Depictions of Love
Today is Valentine’s Day. Unlike many, I like Valentine’s Day. It’s a day celebrating love – not only romantic love, I think, but also friendship. People celebrate by being together. You could say this about most other holidays, but on Valentine’s Day in particular, you celebrate together for the sole reason that you enjoy and value each other.
In preparation for this blogpost, I was thinking about ways we celebrate love. People go out to dinner, they give each other presents, etc. But love is a complicated concept. It’s hard to define, and communicate. Yet humans, as they do most things, constantly try to understand it and frame it for others. We see this in art. Gustav Klimt’s The Kiss (1908) ornately depicts a passionate expression of love. The two figures, tied by their everlasting kiss, exist outside of the normal world, in one seemingly more celestial. Klimt paints a feeling recognizable by most: a love so strong the world seems to disappear into beauty.
Auguste Rodin’s work of the same name (1904) is a sculpture. Two passionate lovers embrace, detached from the world around them. The texture of their bodies is smooth, while they sit on a rock with a rougher, dirtier surface. Love is less a presentation of a material object to another person, but an emotional connection that overpowers the physical world around it. We see this especially in René Magritte’s The Lovers (1928). A sadder depiction with darker,
faded colors, Magritte has painted a man and a woman kissing through gray fabric draped over their heads. We can see their clothes, but not their faces. Despite the inherent disconnect between these figures – they cannot see or kiss each other – there is still a link beyond the physical.
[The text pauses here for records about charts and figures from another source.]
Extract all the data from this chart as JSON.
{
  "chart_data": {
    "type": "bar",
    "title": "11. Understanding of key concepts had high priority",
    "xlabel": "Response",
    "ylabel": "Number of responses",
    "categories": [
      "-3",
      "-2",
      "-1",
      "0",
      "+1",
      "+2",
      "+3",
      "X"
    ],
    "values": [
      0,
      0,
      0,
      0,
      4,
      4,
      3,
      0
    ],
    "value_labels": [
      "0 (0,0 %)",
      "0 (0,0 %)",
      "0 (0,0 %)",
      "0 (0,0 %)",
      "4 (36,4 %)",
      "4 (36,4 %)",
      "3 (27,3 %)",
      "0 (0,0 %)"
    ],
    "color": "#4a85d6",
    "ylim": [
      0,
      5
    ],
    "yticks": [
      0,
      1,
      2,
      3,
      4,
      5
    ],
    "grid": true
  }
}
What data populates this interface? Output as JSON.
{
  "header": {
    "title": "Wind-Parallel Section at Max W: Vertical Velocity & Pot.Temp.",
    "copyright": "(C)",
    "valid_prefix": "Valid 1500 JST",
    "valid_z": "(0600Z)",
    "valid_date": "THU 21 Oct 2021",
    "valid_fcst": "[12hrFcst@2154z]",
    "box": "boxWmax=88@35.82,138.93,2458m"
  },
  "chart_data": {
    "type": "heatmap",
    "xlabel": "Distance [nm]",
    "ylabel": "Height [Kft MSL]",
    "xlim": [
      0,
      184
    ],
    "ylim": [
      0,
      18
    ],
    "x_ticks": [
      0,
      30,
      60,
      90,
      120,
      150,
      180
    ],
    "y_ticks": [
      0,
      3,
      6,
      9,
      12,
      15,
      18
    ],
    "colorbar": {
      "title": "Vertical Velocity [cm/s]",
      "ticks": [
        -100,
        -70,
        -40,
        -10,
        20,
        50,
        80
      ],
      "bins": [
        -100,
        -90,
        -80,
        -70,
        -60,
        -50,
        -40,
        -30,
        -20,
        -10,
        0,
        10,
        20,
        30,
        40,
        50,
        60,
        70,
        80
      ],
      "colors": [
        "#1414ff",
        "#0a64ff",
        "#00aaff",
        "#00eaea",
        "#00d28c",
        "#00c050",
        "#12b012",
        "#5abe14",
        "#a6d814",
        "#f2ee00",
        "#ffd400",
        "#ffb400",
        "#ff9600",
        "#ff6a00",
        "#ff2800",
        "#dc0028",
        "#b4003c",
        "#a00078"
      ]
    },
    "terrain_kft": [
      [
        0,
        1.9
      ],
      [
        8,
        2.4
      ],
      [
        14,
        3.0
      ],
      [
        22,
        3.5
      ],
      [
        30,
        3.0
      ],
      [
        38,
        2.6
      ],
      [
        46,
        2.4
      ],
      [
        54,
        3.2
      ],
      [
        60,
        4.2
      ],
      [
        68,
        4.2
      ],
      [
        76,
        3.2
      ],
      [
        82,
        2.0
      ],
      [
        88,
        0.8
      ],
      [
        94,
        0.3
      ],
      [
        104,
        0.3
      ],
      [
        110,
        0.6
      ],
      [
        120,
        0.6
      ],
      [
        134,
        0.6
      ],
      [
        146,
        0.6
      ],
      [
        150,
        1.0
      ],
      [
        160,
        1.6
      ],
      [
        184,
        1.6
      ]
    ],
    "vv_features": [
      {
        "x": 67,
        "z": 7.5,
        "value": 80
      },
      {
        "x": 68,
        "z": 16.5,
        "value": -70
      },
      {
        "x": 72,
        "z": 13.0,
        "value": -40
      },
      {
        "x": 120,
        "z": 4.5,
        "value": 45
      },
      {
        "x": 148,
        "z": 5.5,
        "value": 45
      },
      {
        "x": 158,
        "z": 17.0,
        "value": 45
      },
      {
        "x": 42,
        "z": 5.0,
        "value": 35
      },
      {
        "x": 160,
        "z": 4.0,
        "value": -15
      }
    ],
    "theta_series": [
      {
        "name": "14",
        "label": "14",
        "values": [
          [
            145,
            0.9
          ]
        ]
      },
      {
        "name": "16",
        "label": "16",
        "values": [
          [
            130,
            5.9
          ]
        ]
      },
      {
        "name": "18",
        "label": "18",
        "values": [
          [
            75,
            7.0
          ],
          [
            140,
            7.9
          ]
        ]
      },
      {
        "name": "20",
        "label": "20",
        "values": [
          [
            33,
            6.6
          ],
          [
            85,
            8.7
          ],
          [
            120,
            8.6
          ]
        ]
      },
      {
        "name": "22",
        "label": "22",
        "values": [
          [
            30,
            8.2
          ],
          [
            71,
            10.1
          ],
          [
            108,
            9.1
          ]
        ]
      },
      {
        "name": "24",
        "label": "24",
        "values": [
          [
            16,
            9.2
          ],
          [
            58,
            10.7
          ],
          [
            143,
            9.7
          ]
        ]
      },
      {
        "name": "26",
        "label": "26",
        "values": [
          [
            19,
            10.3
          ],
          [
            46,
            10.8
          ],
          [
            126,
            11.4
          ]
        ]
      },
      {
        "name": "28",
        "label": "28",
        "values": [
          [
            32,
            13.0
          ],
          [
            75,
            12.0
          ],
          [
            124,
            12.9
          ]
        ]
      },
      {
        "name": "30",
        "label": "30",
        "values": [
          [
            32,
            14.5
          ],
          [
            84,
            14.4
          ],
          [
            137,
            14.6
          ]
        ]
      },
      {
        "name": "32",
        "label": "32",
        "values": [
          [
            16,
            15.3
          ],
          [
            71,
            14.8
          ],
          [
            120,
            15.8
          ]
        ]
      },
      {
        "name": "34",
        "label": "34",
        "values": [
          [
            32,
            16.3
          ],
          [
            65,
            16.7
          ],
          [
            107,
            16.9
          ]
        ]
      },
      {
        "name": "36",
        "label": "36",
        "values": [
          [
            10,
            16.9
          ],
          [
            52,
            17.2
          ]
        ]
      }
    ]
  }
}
The figures are drawn together despite their limits. The world around them does not have to disappear here, since the figures cannot even see it. They exist both alone and with
each other, tied together by love.
In these famous depictions, artists highlight both the ties and lines between physical and emotional connection. They portray love as something that exists beyond human perception, as their images are not every day scenes. From a world of gold to covered heads, these figures’ lives are somehow altered by their love for each other. Yet there is more to discover. Love can be portrayed in multiple ways, whether imaginable or not.